I'm pretty sure you could search this flat all day and you wouldn't find anything that you could call recreational.
“I said be quiet!” Sherlock froze, voice echoing in the empty flat, heart hammering in his ears. He strained to hear if anyone was coming, but all he heard was the street below, muttering to each other in a language he just about understood, and the creaking of the pipework around him. He released the breath he’d been holding and carried on, going to the bedroom. Or rather, what passed as a bedroom, it simply being another brown room amongst brown rooms, metal bedstead squeaking in the corner, a filthy mattress offering no comfort whatsoever, and one, pathetic-looking sleeping bag rolled up at the foot of it. The vial was in the rucksack he carried with him, along with a needle. He’d put them there, just in case.
Because if he couldn’t do this, if he couldn’t solve this, then what was the point? He’d be defeated, caught and tied up and tortured violently until he was forced to beg for a mercy he knew he would not receive. He would not be reduced to that. He himself would chose when to go, and this game, it was no longer fun. He couldn’t go back to London. He’d never get back to John.
And it would only be one dose. He’d barely even noticed. His body was far too exhausted to process the drug, and god, he’d fly, the toxin flowing through his bloodstream and giving him that one last high he’d been craving for years. Everything would seem so big, so colourful and clear and obvious and his thoughts would be like slicing through butter, instead of trudging through the quicksand he’d been caught in for days. Maybe one last high would give him the answer, and he could text Mycroft. He’d sort it. He always sorted it. It was only the thought of John, disappointed and angry, that had kept him from using it anyway, and really, what good had that done him? John would not know. John would never even know he’d been here, in some musty flat in the north of a country he did not care about. He wouldn’t know it had come to this, Sherlock desperate and alone. It was hopeless. He had failed. He was desperate.

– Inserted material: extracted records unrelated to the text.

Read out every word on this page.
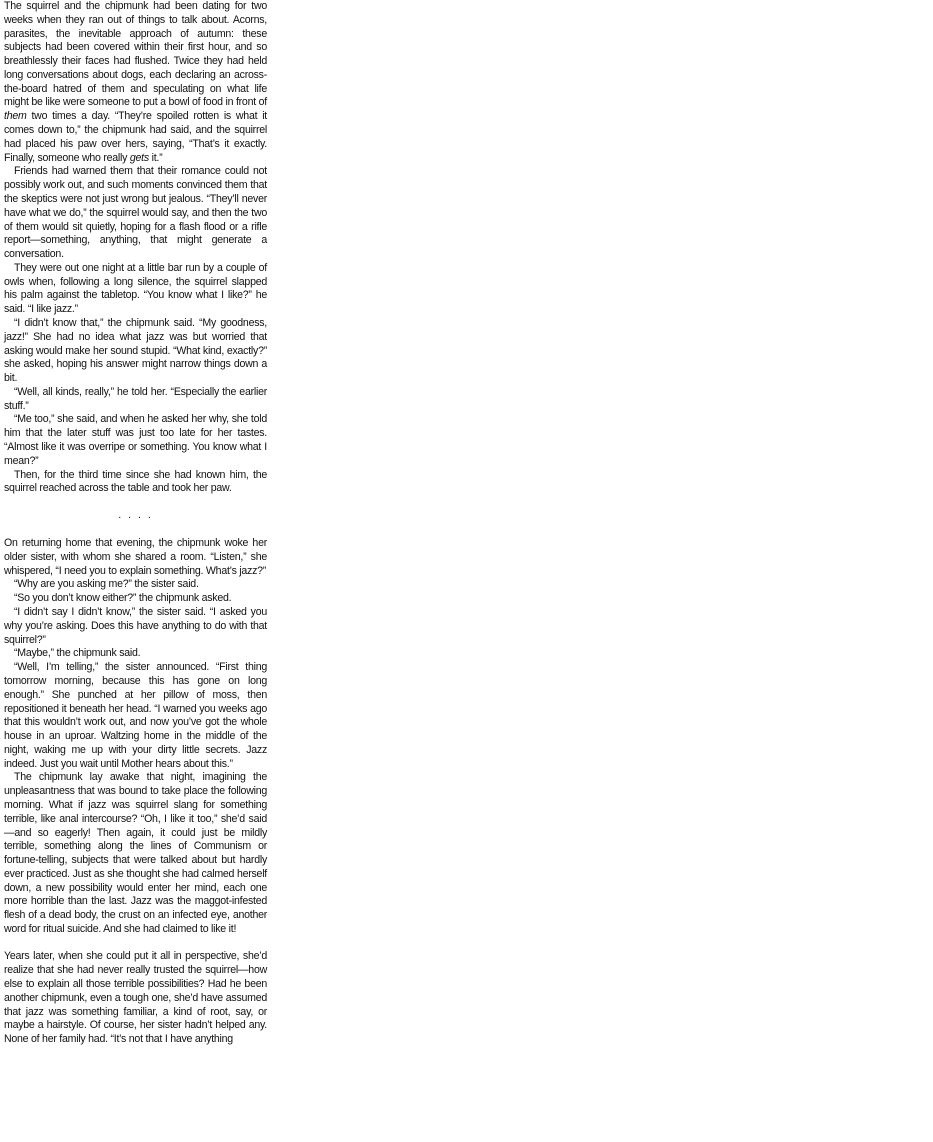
The squirrel and the chipmunk had been dating for two weeks when they ran out of things to talk about. Acorns, parasites, the inevitable approach of autumn: these subjects had been covered within their first hour, and so breathlessly their faces had flushed. Twice they had held long conversations about dogs, each declaring an across-the-board hatred of them and speculating on what life might be like were someone to put a bowl of food in front of them two times a day. “They’re spoiled rotten is what it comes down to,” the chipmunk had said, and the squirrel had placed his paw over hers, saying, “That’s it exactly. Finally, someone who really gets it.”

Friends had warned them that their romance could not possibly work out, and such moments convinced them that the skeptics were not just wrong but jealous. “They’ll never have what we do,” the squirrel would say, and then the two of them would sit quietly, hoping for a flash flood or a rifle report—something, anything, that might generate a conversation.

They were out one night at a little bar run by a couple of owls when, following a long silence, the squirrel slapped his palm against the tabletop. “You know what I like?” he said. “I like jazz.”

“I didn’t know that,” the chipmunk said. “My goodness, jazz!” She had no idea what jazz was but worried that asking would make her sound stupid. “What kind, exactly?” she asked, hoping his answer might narrow things down a bit.

“Well, all kinds, really,” he told her. “Especially the earlier stuff.”

“Me too,” she said, and when he asked her why, she told him that the later stuff was just too late for her tastes. “Almost like it was overripe or something. You know what I mean?”

Then, for the third time since she had known him, the squirrel reached across the table and took her paw.

. . . .

On returning home that evening, the chipmunk woke her older sister, with whom she shared a room. “Listen,” she whispered, “I need you to explain something. What’s jazz?”

“Why are you asking me?” the sister said.

“So you don’t know either?” the chipmunk asked.

“I didn’t say I didn’t know,” the sister said. “I asked you why you’re asking. Does this have anything to do with that squirrel?”

“Maybe,” the chipmunk said.

“Well, I’m telling,” the sister announced. “First thing tomorrow morning, because this has gone on long enough.” She punched at her pillow of moss, then repositioned it beneath her head. “I warned you weeks ago that this wouldn’t work out, and now you’ve got the whole house in an uproar. Waltzing home in the middle of the night, waking me up with your dirty little secrets. Jazz indeed. Just you wait until Mother hears about this.”

The chipmunk lay awake that night, imagining the unpleasantness that was bound to take place the following morning. What if jazz was squirrel slang for something terrible, like anal intercourse? “Oh, I like it too,” she’d said—and so eagerly! Then again, it could just be mildly terrible, something along the lines of Communism or fortune-telling, subjects that were talked about but hardly ever practiced. Just as she thought she had calmed herself down, a new possibility would enter her mind, each one more horrible than the last. Jazz was the maggot-infested flesh of a dead body, the crust on an infected eye, another word for ritual suicide. And she had claimed to like it!

Years later, when she could put it all in perspective, she’d realize that she had never really trusted the squirrel—how else to explain all those terrible possibilities? Had he been another chipmunk, even a tough one, she’d have assumed that jazz was something familiar, a kind of root, say, or maybe a hairstyle. Of course, her sister hadn’t helped any. None of her family had. “It’s not that I have anything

Please, god, let me live...
Sherlock squeezed his eyes shut, pushing it away. No, not the time. He shut that part of his mind off, closing the door on the section marked ‘John’, shook his head, and his sleeve was already rolled up, the crook of his elbow exposed and the vein showing itself through pale, scarred skin. The tip of the needle rested there, cold, though he could barely feel it. His thumb rested on the plunger. His right hand shook, and he clenched the fist to stop it, electing once again to ignore whatever it was that revealed about the state of his psyche.
No. Alright, stop it now.
“I can’t, John, I can’t...”
He threw the syringe away, shaking – actually shaking, he held a hand up to his face, watching the tiny vibrations in his fingers that he had absolutely no control over. Not when he could hear John’s voice, over and over in his head, yelling his name, and he couldn’t put him through that and leave it. He couldn’t, he couldn’t-
Sherlock pushed himself to his feet, grabbed his coat from the wall. Everything else, he left. He didn’t need that any more. Fuck infiltration. He’d knock on the damned front door. The simplest way in, and once he’d been left to sleep for a while, well, then he’d work out an escape plan. As long as he was there, he was winning. Pulling a lighter from his pocket, he lit the corner of one of the maps he’d pinned to the wall, the fire catching and spreading slowly through the damp paper, but it all went, leaving no trace that Sherlock Holmes had ever been there. He was desperate.